20 February 2010

Fungus Gnats

Having worked in the greenhouse for several years, I have received many requests for information regarding fungus gnats.  They look like fruit flies and seem to be abundant in households during winter and early spring. Fungus gnats like moist soil to lay their eggs in. Upon hatching, the larvae feed on the roots of your plants.  Healthy plants can typically withstand this but young seedlings may not. 

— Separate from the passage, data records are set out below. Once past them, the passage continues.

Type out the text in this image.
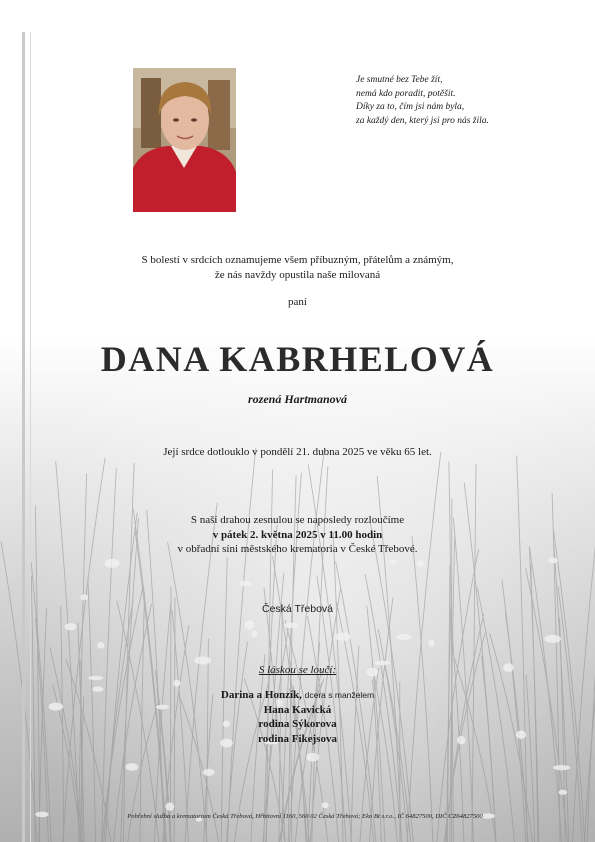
Je smutné bez Tebe žít,
nemá kdo poradit, potěšit.
Díky za to, čím jsi nám byla,
za každý den, který jsi pro nás žila.
S bolestí v srdcích oznamujeme všem příbuzným, přátelům a známým,
že nás navždy opustila naše milovaná
paní
DANA KABRHELOVÁ
rozená Hartmanová
Její srdce dotlouklo v pondělí 21. dubna 2025 ve věku 65 let.
S naší drahou zesnulou se naposledy rozloučíme
v pátek 2. května 2025 v 11.00 hodin
v obřadní síni městského krematoria v České Třebové.
Česká Třebová
S láskou se loučí:
Darina a Honzík, dcera s manželem
Hana Kavická
rodina Sýkorova
rodina Fikejsova
Pohřební služba a krematorium Česká Třebová, Hřbitovní 1160, 560 02 Česká Třebová; Eko Bt s.r.o., IČ 64827500, DIČ CZ64827500
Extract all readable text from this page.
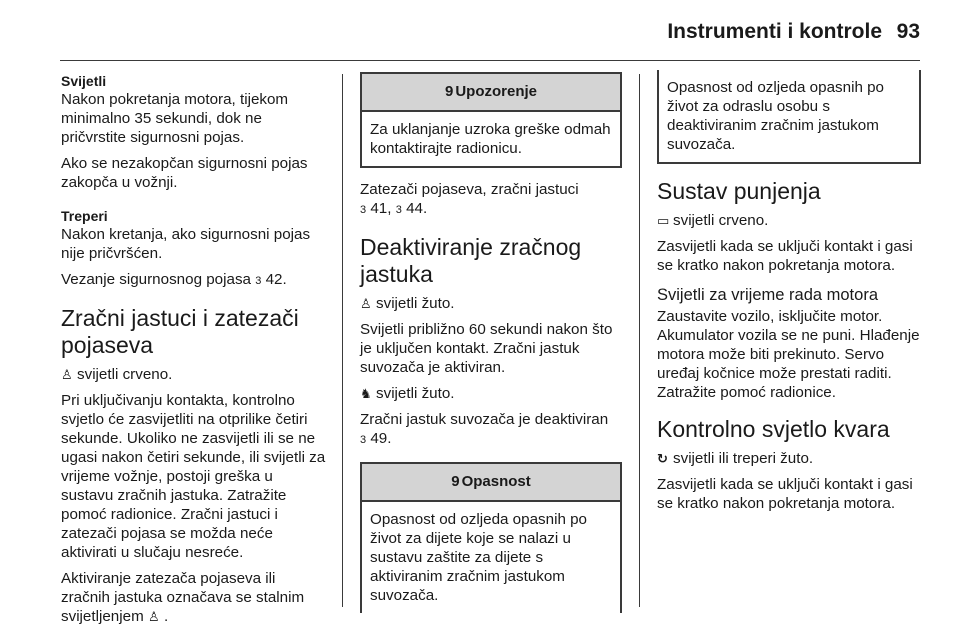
Instrumenti i kontrole 93
Svijetli

Nakon pokretanja motora, tijekom minimalno 35 sekundi, dok ne pričvrstite sigurnosni pojas.

Ako se nezakopčan sigurnosni pojas zakopča u vožnji.

Treperi

Nakon kretanja, ako sigurnosni pojas nije pričvršćen.

Vezanje sigurnosnog pojasa 3 42.

Zračni jastuci i zatezači pojaseva

♙ svijetli crveno.

Pri uključivanju kontakta, kontrolno svjetlo će zasvijetliti na otprilike četiri sekunde. Ukoliko ne zasvijetli ili se ne ugasi nakon četiri sekunde, ili svijetli za vrijeme vožnje, postoji greška u sustavu zračnih jastuka. Zatražite pomoć radionice. Zračni jastuci i zatezači pojasa se možda neće aktivirati u slučaju nesreće.

Aktiviranje zatezača pojaseva ili zračnih jastuka označava se stalnim svijetljenjem ♙ .

9 Upozorenje
Za uklanjanje uzroka greške odmah kontaktirajte radionicu.

Zatezači pojaseva, zračni jastuci
3 41, 3 44.

Deaktiviranje zračnog jastuka

♙ svijetli žuto.

Svijetli približno 60 sekundi nakon što je uključen kontakt. Zračni jastuk suvozača je aktiviran.

♞ svijetli žuto.

Zračni jastuk suvozača je deaktiviran
3 49.

9 Opasnost
Opasnost od ozljeda opasnih po život za dijete koje se nalazi u sustavu zaštite za dijete s aktiviranim zračnim jastukom suvozača.
Opasnost od ozljeda opasnih po život za odraslu osobu s deaktiviranim zračnim jastukom suvozača.
Sustav punjenja

▭ svijetli crveno.

Zasvijetli kada se uključi kontakt i gasi se kratko nakon pokretanja motora.

Svijetli za vrijeme rada motora

Zaustavite vozilo, isključite motor. Akumulator vozila se ne puni. Hlađenje motora može biti prekinuto. Servo uređaj kočnice može prestati raditi. Zatražite pomoć radionice.

Kontrolno svjetlo kvara

↻ svijetli ili treperi žuto.

Zasvijetli kada se uključi kontakt i gasi se kratko nakon pokretanja motora.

Prevention of fungus gnats is easy.  During winter months water your houseplants and seedlings less often.  Allow the soil to dry before watering.  A plant that required watering two or three times a week during summer may need watering only once weekly.  Get to know your soil and your plant and you will be able to judge your watering requirement.

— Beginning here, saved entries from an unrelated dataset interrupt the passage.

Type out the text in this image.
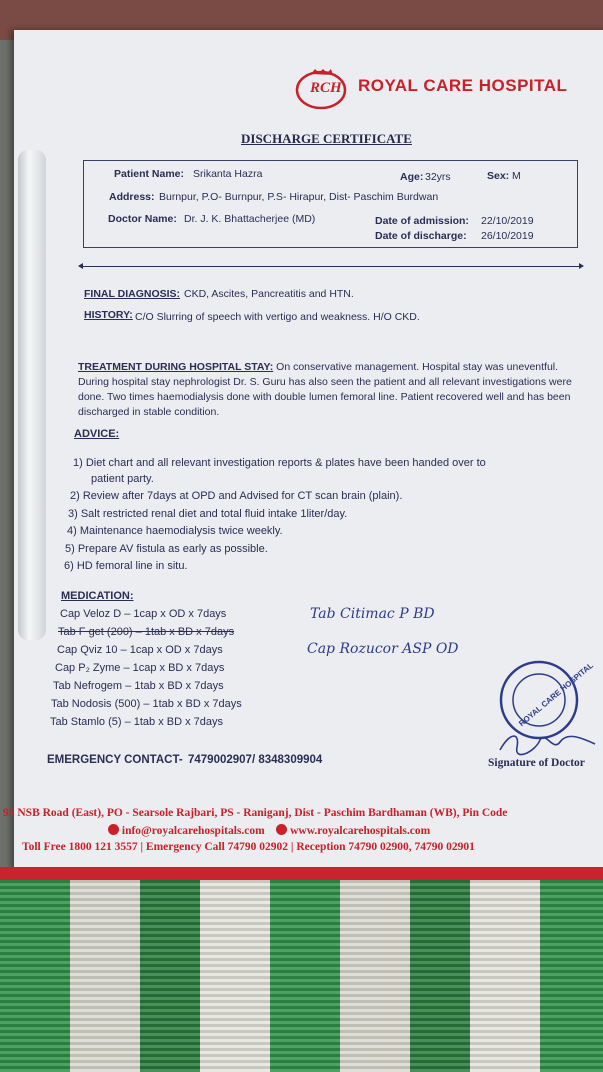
RCH ROYAL CARE HOSPITAL
DISCHARGE CERTIFICATE
Patient Name: Srikanta Hazra	Age: 32yrs	Sex: M
Address: Burnpur, P.O- Burnpur, P.S- Hirapur, Dist- Paschim Burdwan
Doctor Name: Dr. J. K. Bhattacherjee (MD)	Date of admission: 22/10/2019
Date of discharge: 26/10/2019
FINAL DIAGNOSIS: CKD, Ascites, Pancreatitis and HTN.
HISTORY: C/O Slurring of speech with vertigo and weakness. H/O CKD.
TREATMENT DURING HOSPITAL STAY: On conservative management. Hospital stay was uneventful. During hospital stay nephrologist Dr. S. Guru has also seen the patient and all relevant investigations were done. Two times haemodialysis done with double lumen femoral line. Patient recovered well and has been discharged in stable condition.
ADVICE:
1) Diet chart and all relevant investigation reports & plates have been handed over to
patient party.
2) Review after 7days at OPD and Advised for CT scan brain (plain).
3) Salt restricted renal diet and total fluid intake 1liter/day.
4) Maintenance haemodialysis twice weekly.
5) Prepare AV fistula as early as possible.
6) HD femoral line in situ.
MEDICATION:
Cap Veloz D – 1cap x OD x 7days
Tab F get (200) – 1tab x BD x 7days
Cap Qviz 10 – 1cap x OD x 7days
Cap P₂ Zyme – 1cap x BD x 7days
Tab Nefrogem – 1tab x BD x 7days
Tab Nodosis (500) – 1tab x BD x 7days
Tab Stamlo (5) – 1tab x BD x 7days
Tab Citimac P BD
Cap Rozucor ASP OD
ROYAL CARE HOSPITAL
Signature of Doctor
EMERGENCY CONTACT- 7479002907/ 8348309904
95 NSB Road (East), PO - Searsole Rajbari, PS - Raniganj, Dist - Paschim Bardhaman (WB), Pin Code
info@royalcarehospitals.com www.royalcarehospitals.com
Toll Free 1800 121 3557 | Emergency Call 74790 02902 | Reception 74790 02900, 74790 02901
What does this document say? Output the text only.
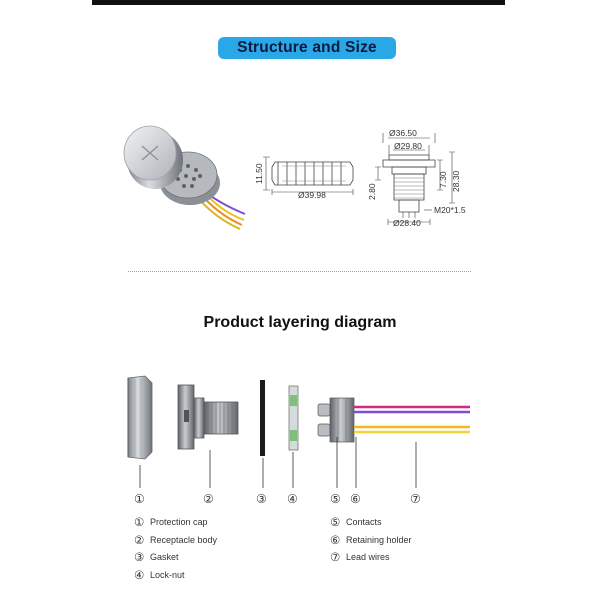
Structure and Size
11.50
Ø39.98
Ø36.50
Ø29.80
28.30
7.30
2.80
M20*1.5
Ø28.40
①	②	③ ④	⑤ ⑥	⑦
Product layering diagram
① Protection cap
② Receptacle body
③ Gasket
④ Lock-nut
⑤ Contacts
⑥ Retaining holder
⑦ Lead wires
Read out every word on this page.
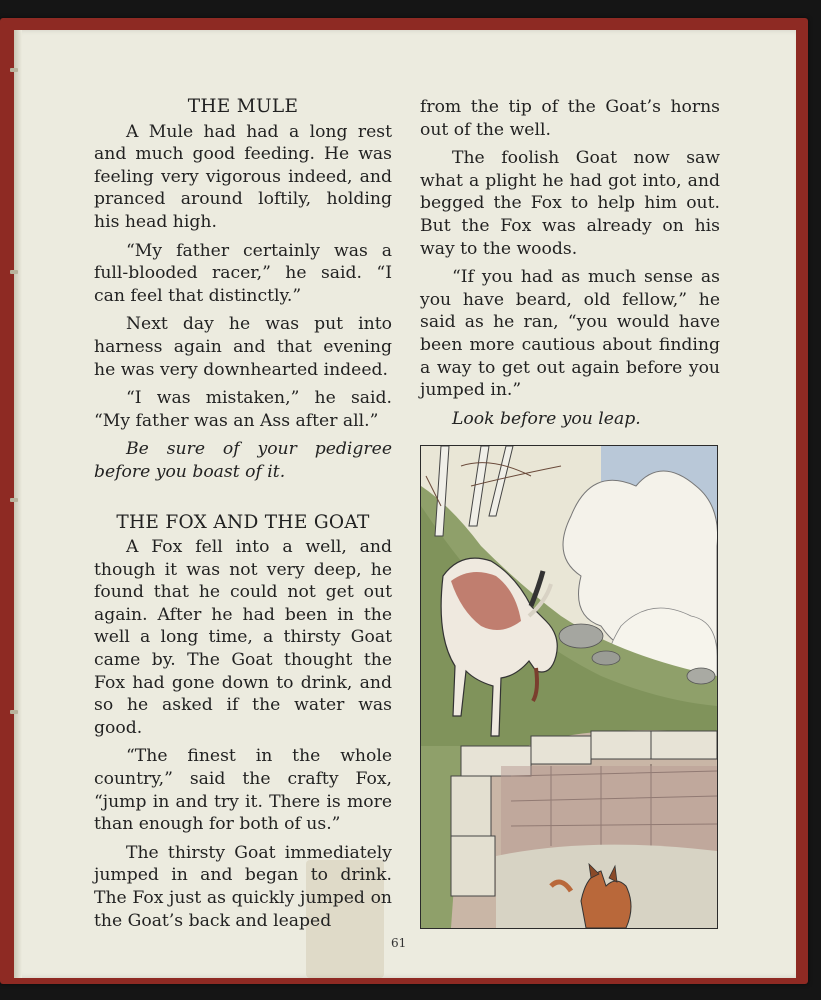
THE MULE

A Mule had had a long rest and much good feeding. He was feeling very vigorous indeed, and pranced around loftily, holding his head high.

“My father certainly was a full-blooded racer,” he said. “I can feel that distinctly.”

Next day he was put into harness again and that evening he was very downhearted indeed.

“I was mistaken,” he said. “My father was an Ass after all.”

Be sure of your pedigree before you boast of it.

THE FOX AND THE GOAT

A Fox fell into a well, and though it was not very deep, he found that he could not get out again. After he had been in the well a long time, a thirsty Goat came by. The Goat thought the Fox had gone down to drink, and so he asked if the water was good.

“The finest in the whole country,” said the crafty Fox, “jump in and try it. There is more than enough for both of us.”

The thirsty Goat immediately jumped in and began to drink. The Fox just as quickly jumped on the Goat’s back and leaped

from the tip of the Goat’s horns out of the well.

The foolish Goat now saw what a plight he had got into, and begged the Fox to help him out. But the Fox was already on his way to the woods.

“If you had as much sense as you have beard, old fellow,” he said as he ran, “you would have been more cautious about finding a way to get out again before you jumped in.”

Look before you leap.

61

Should you already have a gnat infection, allow the soil to dry between waterings.  You may wish to purchase fungus gnat traps from your local garden center and place them near where they are populated.  These traps consist of yellow sticky papers and can be attached to branches or can be inserted into the soil medium depending on the type you purchase.  You can make your own by using a yellow surface coated with Tanglefoot (a sticky substance available at your local nursery) or even Vaseline.  Hang it close to where you see the greatest populations.
Fungus gnats seem to prefer soil mixes containing peat so if the problem is bad or recurring, consider changing your potting medium to one containing perlite and vermiculite and no peat.  This alternative would be ideal for seedlings and sowing seeds.

Often fungus gnat eggs are present in the potting mixes and under the right conditions will hatch.  Keeping the conditions unsuitable for gnats is the best prevention.


06 February 2010

The Beauty of Winter

I have seen more hoar frost this winter than previous years.  It is a breathtaking sight to look upon nature dressed in its winter finery!  Hoar frost is created in much the same manner as dew, individual droplets of moisture form on an object, especially an object small in diameter and exposed to the air.  The object upon which these droplets form is below freezing in temperature.  The dewpoint of the air becomes saturated as it cools thus forming hoar frost on the objects.  Here is a photo my mother sent me of some trees in Southern Alberta covered in hoar frost. 

Moments like this help the avid gardener step back and take a breath to enjoy the wondrous beauty winter brings. We need to pause and enjoy the beauty of this season as the earth takes a rest, enveloped in glorious white as only this time of year can bring.

Gardening Calendar:

  • Plant tomato seeds indoors.
  • Begin fertilizing house plants.
  • Peruse gardening catalogues and place orders.